Vacuum or pressure pot for potting? Mostly interested in power supply transformers and chokes but I suspect we don't want spurious vibrations in output transformers either. The SS side of the house forgets about chokes. So many modern transformers are not even dipped, let alone saturation potted.
Transformer design is way above my pay grade. I can't even do a realistic model in Spice. My hats off to those of you who can.
For line transformers, is our safe bet just to open the Jensen catalog?
Transformer design is way above my pay grade. I can't even do a realistic model in Spice. My hats off to those of you who can.
For line transformers, is our safe bet just to open the Jensen catalog?

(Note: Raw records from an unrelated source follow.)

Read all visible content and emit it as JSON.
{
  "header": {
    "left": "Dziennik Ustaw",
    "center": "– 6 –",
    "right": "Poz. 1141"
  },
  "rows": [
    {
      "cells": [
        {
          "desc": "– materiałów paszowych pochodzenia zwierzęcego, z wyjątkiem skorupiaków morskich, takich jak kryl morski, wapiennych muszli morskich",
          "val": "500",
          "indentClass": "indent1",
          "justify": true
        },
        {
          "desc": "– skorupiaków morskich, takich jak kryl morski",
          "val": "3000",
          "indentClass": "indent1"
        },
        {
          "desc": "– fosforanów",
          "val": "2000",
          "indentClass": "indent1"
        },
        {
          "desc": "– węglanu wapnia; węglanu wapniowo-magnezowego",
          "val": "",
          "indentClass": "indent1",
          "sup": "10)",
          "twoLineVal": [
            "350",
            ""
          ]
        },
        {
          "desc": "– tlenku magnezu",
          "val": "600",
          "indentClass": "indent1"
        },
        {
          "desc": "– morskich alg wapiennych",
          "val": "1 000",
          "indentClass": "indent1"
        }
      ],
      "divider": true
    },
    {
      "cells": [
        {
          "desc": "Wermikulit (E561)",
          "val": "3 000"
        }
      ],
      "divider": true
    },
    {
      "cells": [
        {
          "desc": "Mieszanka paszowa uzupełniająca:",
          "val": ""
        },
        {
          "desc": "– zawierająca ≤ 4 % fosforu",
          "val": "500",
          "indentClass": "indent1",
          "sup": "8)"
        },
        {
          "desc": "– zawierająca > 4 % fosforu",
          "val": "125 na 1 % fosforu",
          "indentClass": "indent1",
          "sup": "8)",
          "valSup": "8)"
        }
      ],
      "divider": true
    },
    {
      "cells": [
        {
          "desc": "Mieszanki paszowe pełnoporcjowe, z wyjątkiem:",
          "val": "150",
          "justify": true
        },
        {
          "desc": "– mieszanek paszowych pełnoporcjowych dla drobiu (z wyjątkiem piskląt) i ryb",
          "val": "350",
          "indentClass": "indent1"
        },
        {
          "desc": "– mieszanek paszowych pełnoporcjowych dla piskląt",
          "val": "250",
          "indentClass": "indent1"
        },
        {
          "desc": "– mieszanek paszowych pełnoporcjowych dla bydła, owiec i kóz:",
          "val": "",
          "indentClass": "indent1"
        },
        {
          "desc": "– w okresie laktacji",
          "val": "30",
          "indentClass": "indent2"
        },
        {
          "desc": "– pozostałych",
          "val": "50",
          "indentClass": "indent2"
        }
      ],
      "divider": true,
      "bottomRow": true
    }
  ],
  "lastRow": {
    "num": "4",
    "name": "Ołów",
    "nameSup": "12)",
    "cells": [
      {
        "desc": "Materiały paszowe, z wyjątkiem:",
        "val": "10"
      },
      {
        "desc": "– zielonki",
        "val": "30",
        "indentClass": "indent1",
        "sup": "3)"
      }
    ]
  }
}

It depends of the application. If will be to be used for a SE to PP, it will work, but no interleaving. Otherwise you'll need copper shielding for capacitance equalization. Primaries in parallel so that equal voltage gradient will be present on both halves. You have the freedom to reverse a half primary or secondary, your choice. You can choose the primary to secondary voltage gradients be the nearest to zero, meaning you will ground these layers. The transformer will become a 1:1+1. Primaries in parallel, secondaries in series.
(+) S1.. ..S6 (-)
...S2... ...S5...
...S3 CT--CT S4
----------------------
P3 out P3 out
..P2.. ...P2...
in P1 in P1
In power transformers and my experience, noise comes from two main sources:
1. Core laminations or cutting surfaces (c-cores) slamming against each other. C-cores most often need gluing for maximum silence, while EIs might benefit from vacuum potting. This has more often a low-pitched hum (100 to 120Hz), but can result in some higher frequencies buzzing as we..
2. Windings, especially with high pulse current when feeding a high C-input filter. Vacuum lacquer potting helps solving this, but potting does it even better. These often result in a higher frequency buzz.